Le Contrade dell’Etna 2025, door Guus van Otterloo

De 16e editie van ‘Le Contrade dell’Etna’, een initiatief van Andrea Franchetti (1949-2021), is een unieke kans om 80 producenten te ontmoeten, niet alleen ‘boutique wineries’, maar ook de ‘grote jongens’ met 150 ha. Superinteressant, want de wijnbouw op de Etna is volop in ontwikkeling. Waren er 25 jaar terug zo’n 40 producenten, nu zijn dat er bijna 150, en dat is niet voor niets: de Etna is in vele opzichten fascinerend en levert. Hieronder een korte introductie.
1. Terroir
Alles begint met terroir. De Etna is een werkende vulkaan van ruim 3400m hoog, vlak bij de kust op Sicilie. Dat de bodem er vulkanisch is spreekt voor zich. De samenstelling van de lava van alle erupties door de eeuwen heen kent echter grote verschillen, waardoor er veel variatie is. Daarnaast speelt de hoogte een essentiële rol. De meeste wijngaarden liggen tussen de 300m en 900m hoogte. De laatste tijd zoekt men het echter steeds hogerop: 1000m tot 1100m is geen uitzondering meer. Drie jaar terug durfde Stef Yim (Sciara) het aan om 4500 stokken te planten op 1500 meter, daarmee één van de allerhoogste wijngaarden in Europa. U weet natuurlijk dat het temperatuurverschil tussen dag en nacht op een dergelijke hoogte veel groter is dan op zeeniveau (zie ook onderstaande afbeelding) en hoe belangrijk dat is voor de zuren en ontwikkeling van potentiële aromastoffen in de druif. De meeste wijngaarden bevinden zich op de noord-, oost- en zuidhellingen. De westkant van de Etna is te warm, hier staan vooral pistachebomen.

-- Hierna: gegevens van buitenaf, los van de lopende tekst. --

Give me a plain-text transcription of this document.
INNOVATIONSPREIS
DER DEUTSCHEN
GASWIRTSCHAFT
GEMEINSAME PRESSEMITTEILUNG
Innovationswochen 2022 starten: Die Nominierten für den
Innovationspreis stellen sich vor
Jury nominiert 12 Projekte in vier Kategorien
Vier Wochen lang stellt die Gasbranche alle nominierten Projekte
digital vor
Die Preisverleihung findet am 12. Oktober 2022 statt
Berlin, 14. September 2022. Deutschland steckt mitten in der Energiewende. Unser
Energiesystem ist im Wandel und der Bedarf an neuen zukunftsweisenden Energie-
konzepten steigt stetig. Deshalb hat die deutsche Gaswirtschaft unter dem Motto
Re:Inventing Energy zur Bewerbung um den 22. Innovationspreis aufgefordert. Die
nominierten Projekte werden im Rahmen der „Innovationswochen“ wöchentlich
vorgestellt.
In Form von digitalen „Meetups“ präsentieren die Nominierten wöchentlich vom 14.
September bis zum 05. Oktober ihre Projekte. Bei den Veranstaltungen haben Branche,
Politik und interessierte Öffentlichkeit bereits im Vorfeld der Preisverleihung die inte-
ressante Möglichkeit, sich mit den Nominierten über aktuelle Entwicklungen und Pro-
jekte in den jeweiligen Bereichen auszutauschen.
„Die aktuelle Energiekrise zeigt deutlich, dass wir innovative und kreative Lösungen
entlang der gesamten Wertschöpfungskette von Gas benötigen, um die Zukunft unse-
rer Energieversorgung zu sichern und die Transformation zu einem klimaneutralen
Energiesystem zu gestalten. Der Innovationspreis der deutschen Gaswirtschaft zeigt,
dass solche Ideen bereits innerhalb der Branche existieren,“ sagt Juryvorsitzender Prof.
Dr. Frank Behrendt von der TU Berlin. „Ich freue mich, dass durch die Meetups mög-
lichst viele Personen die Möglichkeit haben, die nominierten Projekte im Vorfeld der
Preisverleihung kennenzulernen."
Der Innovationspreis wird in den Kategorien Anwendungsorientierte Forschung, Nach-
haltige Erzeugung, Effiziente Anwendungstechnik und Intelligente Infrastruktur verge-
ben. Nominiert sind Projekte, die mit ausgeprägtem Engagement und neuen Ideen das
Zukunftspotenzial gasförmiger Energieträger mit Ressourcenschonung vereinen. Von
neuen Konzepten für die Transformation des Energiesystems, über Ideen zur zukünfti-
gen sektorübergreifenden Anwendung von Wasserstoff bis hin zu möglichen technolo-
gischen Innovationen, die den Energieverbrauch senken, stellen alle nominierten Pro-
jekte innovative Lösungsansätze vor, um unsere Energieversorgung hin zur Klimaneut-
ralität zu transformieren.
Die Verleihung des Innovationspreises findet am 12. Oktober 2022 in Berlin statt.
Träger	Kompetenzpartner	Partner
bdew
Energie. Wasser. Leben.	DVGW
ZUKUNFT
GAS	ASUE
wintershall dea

De algemene DOC Etna wordt veel gebruikt, maar vrijwel elke producent maakte wel één of meer ‘Contrade’. Een Contrada is een ‘single vineyard’, of een ‘Cru’, en wordt meestal groot op het etiket vermeld. Als iemand je een Contrade laat proeven vraag je direct: “hoe hoog ligt ‘ie?”


2. Druiven
De carricante is de belangrijkste witte druif van de Etna, soms aangevuld met wat catarratto. Carricante staat vooral op de noord- en oost-hellingen en geeft daar elegante wijn met energie en zuren. Pas op 700m hoogte krijgt deze druif het écht naar de zin. Hier en hoger zorgen de vulkanische bodem en het temperatuurverschil tussen dag en nacht voor structuur en rijpingspotentieel. Let wel: de carricante is géén aromatische druif: denk eerder aan Chablis dan aan Sancerre. Samengevat: heel interessant en nog volop in ontwikkeling. De totale aanplant ligt rond de 200 ha.
De rode druif van de Etna (overal aangeplant m.u.v. op de westelijke hellingen) is de nerello mascalese. Diens dunne schil geeft lichtgekleurde wijnen, maar laat je hierdoor niet op het verkeerde been zetten. De aromatische expressie kan, afhankelijk van de bodem, zeer gevarieerd zijn, op hetzelfde niveau bijvoorbeeld als de nebbiolo. Soms voegt men tot 15% ‘nerello capuccio’ toe, vooral voor de kleur, want aromatisch voegt hij weinig toe. De nerello mascalese heeft een zeker rijpingspotentieel: vooral wijn van oude stokken en van de beste ‘Contrade’ kunnen zich gedurende 10 tot (maximaal?) 15 jaar goed op fles ontwikkelen. Goedgemaakte, rijpe wijnen ruiken naar ‘garrigue’ en hebben een medium structuur met een stevige, maar afgeronde tanninestructuur: fascinerend en héél erg lekker.
3. Interessante producenten.
Klassieke producenten op ‘Mount Etna’ zijn o.a. Girolamo Russo en Cantina Benanti. De bekendste pionier is Frank Cornelissen wiens wijnen inmiddels stabieler zijn dan voorheen. De ‘Metodo Classico’ van Cantine La Contea is bijzonder smakelijk, net als die van Nicola Gumina. Beide wijnen zijn van 100% nerello mascalese. Tornatore is een goede en betrouwbare producent, soms een beetje technisch. Ga proeven bij Nuzzella als je op zoek bent naar goede ‘Vin Nature’. Houd tenslotte Eduardo Torres Acosta, Tenute Bosco en Camporé in de gaten. Ze lijken op de goede weg te zijn.